Genetic variation in immunoregulatory pathways and atopic phenotypes in infancy
Date
2004-03Author
Hoffjan, Sabine
Ostrovnaja, Irina
Nicolae, Dan
Newman, Dina
Nicolae, Raluca
Gangnon, Ronald
Steiner, Lori
Walker, Karen
Reynolds, Rebecca
Greene, Deborah
Mirel, Daniel
Gern, James
Lemanske, Robert
Ober, Carole
Metadata
Show full item recordAbstract
Background: Asthma is a chronic respiratory disease that often originates in early childhood. Although candidate gene studies have identified many potential asthma susceptibility genes in adult populations, few have studied associations with immune phenotypes in the first year that might be early clinical markers of asthma.
Objective: The aim of this study was to assess the contribution of genetic variation to cytokine response profiles and atopic phenotypes in the first year of life in the Childhood Origin of Asthma cohort.
Methods: Two hundred seven European American children participating in the Childhood Origin of Asthma study were genotyped for 61 single nucleotide polymorphisms in 35 genes involved in immune regulation. We examined the relationship between these single nucleotide polymorphisms and PHA-induced cytokine (IL-5, IL-10, IL-13, and IFN-gamma) response profiles at birth and at year 1, respiratory syncytial virus-induced wheezing and atopic dermatitis in the first year of life, and total IgE levels, peripheral blood eosinophil counts, and allergic sensitization at age 1 year. The data were analyzed by using censored regression for quantitative measurements and logistic regression for qualitative phenotypes.

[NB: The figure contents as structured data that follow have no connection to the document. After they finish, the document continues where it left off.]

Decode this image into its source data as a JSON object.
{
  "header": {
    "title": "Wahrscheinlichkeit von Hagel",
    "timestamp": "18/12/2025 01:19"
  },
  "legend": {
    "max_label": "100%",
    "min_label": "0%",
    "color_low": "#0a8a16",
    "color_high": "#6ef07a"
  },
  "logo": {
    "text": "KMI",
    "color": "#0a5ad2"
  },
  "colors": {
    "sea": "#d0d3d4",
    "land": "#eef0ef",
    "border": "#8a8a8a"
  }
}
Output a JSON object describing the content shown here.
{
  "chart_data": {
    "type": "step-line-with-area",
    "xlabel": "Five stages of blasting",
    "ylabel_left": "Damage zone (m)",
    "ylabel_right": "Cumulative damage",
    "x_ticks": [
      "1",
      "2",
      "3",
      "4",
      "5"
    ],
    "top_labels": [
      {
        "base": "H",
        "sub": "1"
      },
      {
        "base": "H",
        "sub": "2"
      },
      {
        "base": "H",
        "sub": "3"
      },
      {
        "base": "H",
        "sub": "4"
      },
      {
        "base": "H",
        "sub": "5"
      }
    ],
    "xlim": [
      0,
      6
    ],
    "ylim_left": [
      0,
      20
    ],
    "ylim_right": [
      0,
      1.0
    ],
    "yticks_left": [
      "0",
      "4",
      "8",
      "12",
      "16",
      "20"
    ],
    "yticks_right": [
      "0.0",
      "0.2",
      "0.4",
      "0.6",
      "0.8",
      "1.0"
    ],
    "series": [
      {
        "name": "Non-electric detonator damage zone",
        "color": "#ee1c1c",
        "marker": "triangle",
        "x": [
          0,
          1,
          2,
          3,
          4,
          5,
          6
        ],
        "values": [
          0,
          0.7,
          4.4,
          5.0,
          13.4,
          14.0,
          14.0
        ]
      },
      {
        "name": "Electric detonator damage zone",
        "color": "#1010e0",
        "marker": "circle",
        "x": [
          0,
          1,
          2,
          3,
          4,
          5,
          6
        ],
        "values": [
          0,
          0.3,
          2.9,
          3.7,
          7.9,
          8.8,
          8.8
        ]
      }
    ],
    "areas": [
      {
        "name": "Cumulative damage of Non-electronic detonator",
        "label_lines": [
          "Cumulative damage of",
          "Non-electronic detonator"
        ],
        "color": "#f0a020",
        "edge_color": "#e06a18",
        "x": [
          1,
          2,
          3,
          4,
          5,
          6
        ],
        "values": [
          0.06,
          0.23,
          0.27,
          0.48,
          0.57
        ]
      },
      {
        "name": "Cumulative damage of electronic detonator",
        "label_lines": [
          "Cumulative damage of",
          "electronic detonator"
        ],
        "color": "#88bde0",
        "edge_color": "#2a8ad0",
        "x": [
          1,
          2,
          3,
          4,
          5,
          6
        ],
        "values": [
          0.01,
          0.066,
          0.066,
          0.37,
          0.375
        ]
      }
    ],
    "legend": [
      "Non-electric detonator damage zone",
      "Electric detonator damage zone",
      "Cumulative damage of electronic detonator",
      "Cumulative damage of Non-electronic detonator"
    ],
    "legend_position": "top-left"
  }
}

Results: The 237Gly allele of the high-affinity IgE receptor beta chain (FCER1B) and a silent substitution in the nitric oxide synthase (NOS)2A gene were associated with reduced IL-13 responses in cord blood (P=.0025 and P = .0062, respectively). A significant gene-gene interaction between FCER1B 237Gly and NOS2A D346D was detected, with individuals carrying the minor allele for both polymorphisms having the lowest cord blood IL-13 levels. Furthermore, the IL13 110Gln allele showed an association with increased IgE levels at year I (P=.0026), and the colony-stimulating factor 2 (CSF2) 117Thr allele showed an association with a greater increase in IL-5 responses during the first year (P=.0092). The TGF-beta1 (TGFBI)-509T allele was associated with respiratory syncytial virus-related wheezing in the first year (P=.0005). None of the polymorphisms included in this study were associated with atopic dermatitis during the first year or a positive RAST result at I year of age.
Conclusion: These data suggest that variations in genes involved in immune regulation are associated with biologic and clinical phenotypes in the first year of life that might increase the risk for the subsequent development of childhood asthma.